5W1HIndonesia.id, Lampung Tengah – Otoritas Jasa Keuangan (OJK) Provinsi Lampung kembali menunjukkan komitmennya dalam memperluas literasi dan inklusi keuangan, dimana pada kesempatan ini bekerjasama dengan Bank Syariah Indonesia, Bursa Efek Indonesia dan Bank Indonesia berhasil menggelar kegiatan Product Matching dan Edukasi Produk Keuangan Syariah dan Pasar Modal bagi 500 peserta yang dilaksanakan di Kabupaten Lampung Tengah.
Kegiatan ini menyasar ibu-ibu PKK, Darma Wanita, pelaku UMKM, dan masyarakat umum sebagai bagian dari upaya menjadikan masyarakat lebih cerdas dan bijak dalam mengelola keuangan.
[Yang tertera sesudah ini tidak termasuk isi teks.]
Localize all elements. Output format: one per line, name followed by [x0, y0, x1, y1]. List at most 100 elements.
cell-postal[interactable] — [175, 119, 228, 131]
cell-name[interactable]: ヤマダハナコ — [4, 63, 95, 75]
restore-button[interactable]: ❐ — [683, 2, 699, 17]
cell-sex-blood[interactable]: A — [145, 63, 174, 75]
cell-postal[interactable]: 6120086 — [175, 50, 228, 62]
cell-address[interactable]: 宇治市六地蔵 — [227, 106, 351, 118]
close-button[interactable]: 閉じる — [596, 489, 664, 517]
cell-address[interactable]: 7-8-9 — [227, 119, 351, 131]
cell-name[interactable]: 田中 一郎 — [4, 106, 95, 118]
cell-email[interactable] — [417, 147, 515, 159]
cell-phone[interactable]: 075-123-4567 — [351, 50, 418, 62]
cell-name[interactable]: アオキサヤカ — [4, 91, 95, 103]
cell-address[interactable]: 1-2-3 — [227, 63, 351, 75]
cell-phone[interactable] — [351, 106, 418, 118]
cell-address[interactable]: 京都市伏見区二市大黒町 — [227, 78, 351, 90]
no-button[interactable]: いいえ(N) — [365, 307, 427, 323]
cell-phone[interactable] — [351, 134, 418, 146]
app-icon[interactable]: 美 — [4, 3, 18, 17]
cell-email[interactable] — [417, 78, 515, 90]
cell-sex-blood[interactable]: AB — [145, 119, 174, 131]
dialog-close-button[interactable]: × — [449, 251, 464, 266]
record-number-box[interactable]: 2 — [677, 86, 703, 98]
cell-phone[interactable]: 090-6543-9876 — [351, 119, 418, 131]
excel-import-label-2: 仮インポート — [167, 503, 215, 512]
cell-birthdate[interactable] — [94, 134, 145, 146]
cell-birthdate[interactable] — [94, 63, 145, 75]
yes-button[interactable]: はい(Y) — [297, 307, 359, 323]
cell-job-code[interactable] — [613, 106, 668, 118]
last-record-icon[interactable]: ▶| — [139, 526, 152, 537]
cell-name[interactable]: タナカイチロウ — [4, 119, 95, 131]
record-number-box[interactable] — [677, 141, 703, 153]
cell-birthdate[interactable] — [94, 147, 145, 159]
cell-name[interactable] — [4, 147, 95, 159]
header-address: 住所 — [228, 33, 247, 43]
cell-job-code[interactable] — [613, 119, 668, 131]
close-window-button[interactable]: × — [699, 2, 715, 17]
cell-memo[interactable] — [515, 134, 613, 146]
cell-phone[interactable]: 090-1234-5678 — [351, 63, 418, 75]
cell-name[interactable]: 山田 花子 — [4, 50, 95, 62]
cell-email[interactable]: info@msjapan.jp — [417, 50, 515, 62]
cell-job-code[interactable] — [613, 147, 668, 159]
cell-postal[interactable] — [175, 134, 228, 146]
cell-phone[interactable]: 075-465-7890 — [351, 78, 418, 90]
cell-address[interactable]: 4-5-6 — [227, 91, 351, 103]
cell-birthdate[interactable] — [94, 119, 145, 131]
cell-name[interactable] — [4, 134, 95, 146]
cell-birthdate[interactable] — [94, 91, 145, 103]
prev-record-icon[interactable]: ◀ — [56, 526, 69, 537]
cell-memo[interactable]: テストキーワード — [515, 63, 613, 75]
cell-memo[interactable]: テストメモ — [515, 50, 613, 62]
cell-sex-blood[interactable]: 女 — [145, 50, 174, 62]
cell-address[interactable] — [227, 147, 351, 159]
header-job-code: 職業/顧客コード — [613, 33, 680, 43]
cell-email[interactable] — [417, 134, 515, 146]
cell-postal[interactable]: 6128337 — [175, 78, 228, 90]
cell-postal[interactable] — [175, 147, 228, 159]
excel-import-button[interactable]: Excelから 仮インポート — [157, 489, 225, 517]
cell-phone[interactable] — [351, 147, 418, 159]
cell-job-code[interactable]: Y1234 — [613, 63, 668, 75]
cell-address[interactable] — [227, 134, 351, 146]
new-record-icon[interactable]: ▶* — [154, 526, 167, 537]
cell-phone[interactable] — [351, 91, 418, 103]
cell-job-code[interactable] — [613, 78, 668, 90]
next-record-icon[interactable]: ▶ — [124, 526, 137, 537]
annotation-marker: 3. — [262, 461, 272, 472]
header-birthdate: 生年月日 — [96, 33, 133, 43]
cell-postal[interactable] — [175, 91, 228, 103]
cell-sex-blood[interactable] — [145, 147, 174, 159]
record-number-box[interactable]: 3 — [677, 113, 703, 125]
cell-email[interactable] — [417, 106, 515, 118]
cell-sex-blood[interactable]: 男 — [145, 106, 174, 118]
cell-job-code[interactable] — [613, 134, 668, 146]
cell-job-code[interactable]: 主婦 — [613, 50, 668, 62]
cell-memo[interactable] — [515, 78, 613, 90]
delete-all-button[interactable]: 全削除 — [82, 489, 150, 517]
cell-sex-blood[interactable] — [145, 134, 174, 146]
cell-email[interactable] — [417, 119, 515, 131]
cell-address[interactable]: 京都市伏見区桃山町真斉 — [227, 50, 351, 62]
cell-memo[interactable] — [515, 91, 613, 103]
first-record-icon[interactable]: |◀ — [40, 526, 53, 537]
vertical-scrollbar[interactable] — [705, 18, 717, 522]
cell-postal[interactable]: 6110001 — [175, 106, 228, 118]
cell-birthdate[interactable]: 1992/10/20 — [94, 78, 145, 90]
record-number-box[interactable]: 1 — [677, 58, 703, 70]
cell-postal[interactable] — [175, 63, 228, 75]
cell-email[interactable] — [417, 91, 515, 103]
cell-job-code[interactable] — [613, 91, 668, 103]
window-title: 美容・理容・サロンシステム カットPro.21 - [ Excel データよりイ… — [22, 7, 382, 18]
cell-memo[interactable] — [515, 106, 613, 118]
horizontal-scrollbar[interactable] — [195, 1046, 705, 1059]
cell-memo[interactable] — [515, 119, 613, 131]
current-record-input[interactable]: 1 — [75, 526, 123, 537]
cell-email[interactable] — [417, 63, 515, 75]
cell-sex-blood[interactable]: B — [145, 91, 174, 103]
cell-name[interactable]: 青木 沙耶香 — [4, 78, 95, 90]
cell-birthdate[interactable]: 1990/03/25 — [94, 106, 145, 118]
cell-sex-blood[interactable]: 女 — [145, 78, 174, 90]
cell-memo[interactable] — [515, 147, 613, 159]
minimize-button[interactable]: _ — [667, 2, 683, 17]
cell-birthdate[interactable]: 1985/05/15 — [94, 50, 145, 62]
Acara ini turut dihadiri oleh Wakil Gubernur Lampung, Jihan Nurlela, Bupati Lampung Tengah, Ardito Wijaya, Ketua TP PKK Lampung Tengah, serta
perwakilan dari Bank Indonesia, Bank Syariah Indonesia Area Lampung, Bursa Efek Indonesia (BEI) Perwakilan Lampung, Badan Pusat Statistik, dan perusahaan sekuritas.
Melalui kolaborasi lintas lembaga, kegiatan ini menjadi wadah sinergi antar pemangku kepentingan dalam memperluas akses layanan keuangan, khususnya keuangan syariah dan pasar modal, kepada masyarakat Lampung Tengah.
Dalam sambutannya, Kepala OJK Provinsi Lampung, Bapak Otto Fitriandy,
menyampaikan bahwa potensi pengembangan industri keuangan syariah di Lampung sangat besar, mengingat lebih dari 90% penduduknya adalah Muslim dan Lampung merupakan provinsi dengan jumlah pondok pesantren terbanyak kedua di Sumatra.
Namun demikian, tingkat inklusi keuangan syariah masih di bawah 10%, menjadi catatan penting untuk didorong bersama.
Berdasarkan hasil Survei Nasional Literasi dan Inklusi Keuangan (SNLIK) Tahun 2025 mencatat literasi keuangan syariah berada di angka 43,42% dan namun tingkat inklusi hanya sebesar 13,41%.